Perhaps Skaggs’ biggest musical risk came in 1984, when he released the Monroe standard “Uncle Pen.” He says he owes the inspiration behind the track from "Don’t Cheat In Our Hometown" becoming the Gold-selling disc’s third single – and third chart-topper. “That was a very strange moment,” he admits. “I was listening to Bob Kingsley and American Country Countdown. I had a single out on the chart - ‘Don’t Cheat In Our Hometown’ maybe, Bob announced the song – saying it was wherever it was on the charts that week, but he said ‘Here’s the song that really excites me. It’s an old Bill Monroe cut.’ He begins to play ‘Uncle Pen.’ Hearing that song on the radio was so exciting. It blew the doors off of my car. I went to Joe Casey at CBS and stated my case. I said ‘Joe, I know you’re the guy who picks the singles, but I’m telling you Bob Kingsley just played this, and it blew the doors off of my car. We really need to think about this.' He just thought it was too risky. But it went up the charts and went No 1. Bob Kingsley was the reason that all happened, and I’m grateful it did.”

Another career highlight for Skaggs came in 1985, when he won the coveted Entertainer of the Year trophy at the CMA. At the time of his win, he was fresh off a triumphant concert album, Live In London. “We had such a great audience,” he recalled. “The British love traditional country music. You can’t do a live record, and have it all be brand new songs. You want audience participation, so you’ve got to recut things like ‘Cryin’ My Heart Out Over You,’ and the hits that you have that people recognize. We also did throw in some new songs, as well, like ‘Cajun Moon.’ That was such a fun record to do. We recorded that on one of the first digital devices that came out – it was a 32-track 3M. I remember that we flew two of those over to London from New York so that we could have one taped ending with about a minute to go, and we’d start the other tape at the same time, so we didn’t lose anything. It was a great way to record. We also did a video on it, as well. We had Elvis Costello join us on a song, which was wild. That was a fun record.”

Could the Sept. 2 lead to more such performances? Skaggs stopped short of saying that it would, but he’s hopeful. “In a perfect world, I’d love to do one night a month where we really promoted it, and people would know about it if they were in town that they could see our country show. But, there’s nothing set in stone just yet. We’re still testing the waters for our benefit. We’d love to do it. We’d have to find the right place to do it. If the Nashville Palace wanted do it, and it was something that worked for them, that would be great. But, right now, it’s one show at a time, and we’ll see how it goes.”

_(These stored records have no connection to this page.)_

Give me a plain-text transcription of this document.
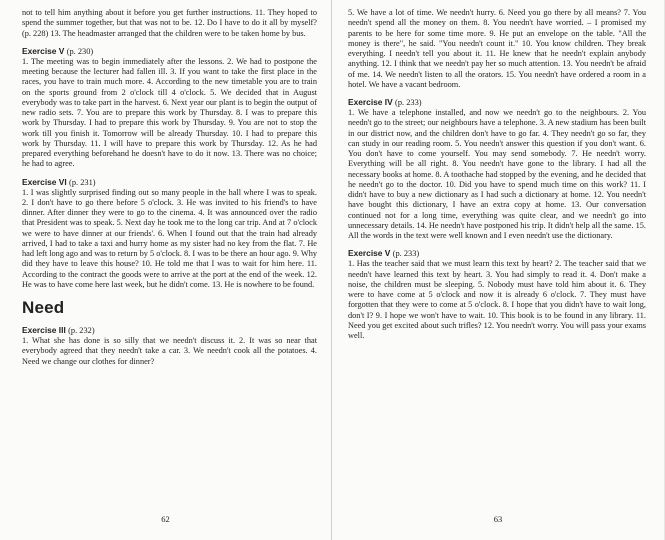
not to tell him anything about it before you get further instructions. 11. They hoped to spend the summer together, but that was not to be. 12. Do I have to do it all by myself? (p. 228) 13. The headmaster arranged that the children were to be taken home by bus.

Exercise V (p. 230)

1. The meeting was to begin immediately after the lessons. 2. We had to postpone the meeting because the lecturer had fallen ill. 3. If you want to take the first place in the races, you have to train much more. 4. According to the new timetable you are to train on the sports ground from 2 o'clock till 4 o'clock. 5. We decided that in August everybody was to take part in the harvest. 6. Next year our plant is to begin the output of new radio sets. 7. You are to prepare this work by Thursday. 8. I was to prepare this work by Thursday. I had to prepare this work by Thursday. 9. You are not to stop the work till you finish it. Tomorrow will be already Thursday. 10. I had to prepare this work by Thursday. 11. I will have to prepare this work by Thursday. 12. As he had prepared everything beforehand he doesn't have to do it now. 13. There was no choice; he had to agree.

Exercise VI (p. 231)

1. I was slightly surprised finding out so many people in the hall where I was to speak. 2. I don't have to go there before 5 o'clock. 3. He was invited to his friend's to have dinner. After dinner they were to go to the cinema. 4. It was announced over the radio that President was to speak. 5. Next day he took me to the long car trip. And at 7 o'clock we were to have dinner at our friends'. 6. When I found out that the train had already arrived, I had to take a taxi and hurry home as my sister had no key from the flat. 7. He had left long ago and was to return by 5 o'clock. 8. I was to be there an hour ago. 9. Why did they have to leave this house? 10. He told me that I was to wait for him here. 11. According to the contract the goods were to arrive at the port at the end of the week. 12. He was to have come here last week, but he didn't come. 13. He is nowhere to be found.

Need
Exercise III (p. 232)

1. What she has done is so silly that we needn't discuss it. 2. It was so near that everybody agreed that they needn't take a car. 3. We needn't cook all the potatoes. 4. Need we change our clothes for dinner?

62

5. We have a lot of time. We needn't hurry. 6. Need you go there by all means? 7. You needn't spend all the money on them. 8. You needn't have worried. – I promised my parents to be here for some time more. 9. He put an envelope on the table. "All the money is there", he said. "You needn't count it." 10. You know children. They break everything. I needn't tell you about it. 11. He knew that he needn't explain anybody anything. 12. I think that we needn't pay her so much attention. 13. You needn't be afraid of me. 14. We needn't listen to all the orators. 15. You needn't have ordered a room in a hotel. We have a vacant bedroom.

Exercise IV (p. 233)

1. We have a telephone installed, and now we needn't go to the neighbours. 2. You needn't go to the street; our neighbours have a telephone. 3. A new stadium has been built in our district now, and the children don't have to go far. 4. They needn't go so far, they can study in our reading room. 5. You needn't answer this question if you don't want. 6. You don't have to come yourself. You may send somebody. 7. He needn't worry. Everything will be all right. 8. You needn't have gone to the library. I had all the necessary books at home. 8. A toothache had stopped by the evening, and he decided that he needn't go to the doctor. 10. Did you have to spend much time on this work? 11. I didn't have to buy a new dictionary as I had such a dictionary at home. 12. You needn't have bought this dictionary, I have an extra copy at home. 13. Our conversation continued not for a long time, everything was quite clear, and we needn't go into unnecessary details. 14. He needn't have postponed his trip. It didn't help all the same. 15. All the words in the text were well known and I even needn't use the dictionary.

Exercise V (p. 233)

1. Has the teacher said that we must learn this text by heart? 2. The teacher said that we needn't have learned this text by heart. 3. You had simply to read it. 4. Don't make a noise, the children must be sleeping. 5. Nobody must have told him about it. 6. They were to have come at 5 o'clock and now it is already 6 o'clock. 7. They must have forgotten that they were to come at 5 o'clock. 8. I hope that you didn't have to wait long, don't I? 9. I hope we won't have to wait. 10. This book is to be found in any library. 11. Need you get excited about such trifles? 12. You needn't worry. You will pass your exams well.

63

As one of the dominant performers of his era, what’s it like for Skaggs to hear from today’s top artists about how much his music influenced them? “Brad, Keith Urban, and so many of the young guys like Chris Young and Justin Moore have commented on how influential my country records were. Even Garth Brooks has been so vocal and so kind about the way that he’s talked about my songs and my music influencing him growing up. It’s so humbling to know that you have helped me, but Mr. Monroe helped me. Flatt and Scruggs and The Stanley Brothers really helped me.”

While it will be a fun night of music to see Skaggs back in amplified form, it also will hopefully serve as a reminder of his greatness to voters for the Country Music Hall of Fame. Other than Hank Williams, Jr, there is no more glaring omission for induction into the hallowed group of legends than Ricky Skaggs from the decade of the 1980s. From that era, George Strait, Reba McEntire, and Randy Travis are already in the Hall, and so is Garth Brooks, who says Skaggs’ induction should be a no-brainer.

"I would proudly trade my being in the Hall Of Fame for Ricky Skaggs being in the Hall Of Fame," Brooks says. "Ricky is one of the main reasons I play music. Skaggs is everything good music stands for.”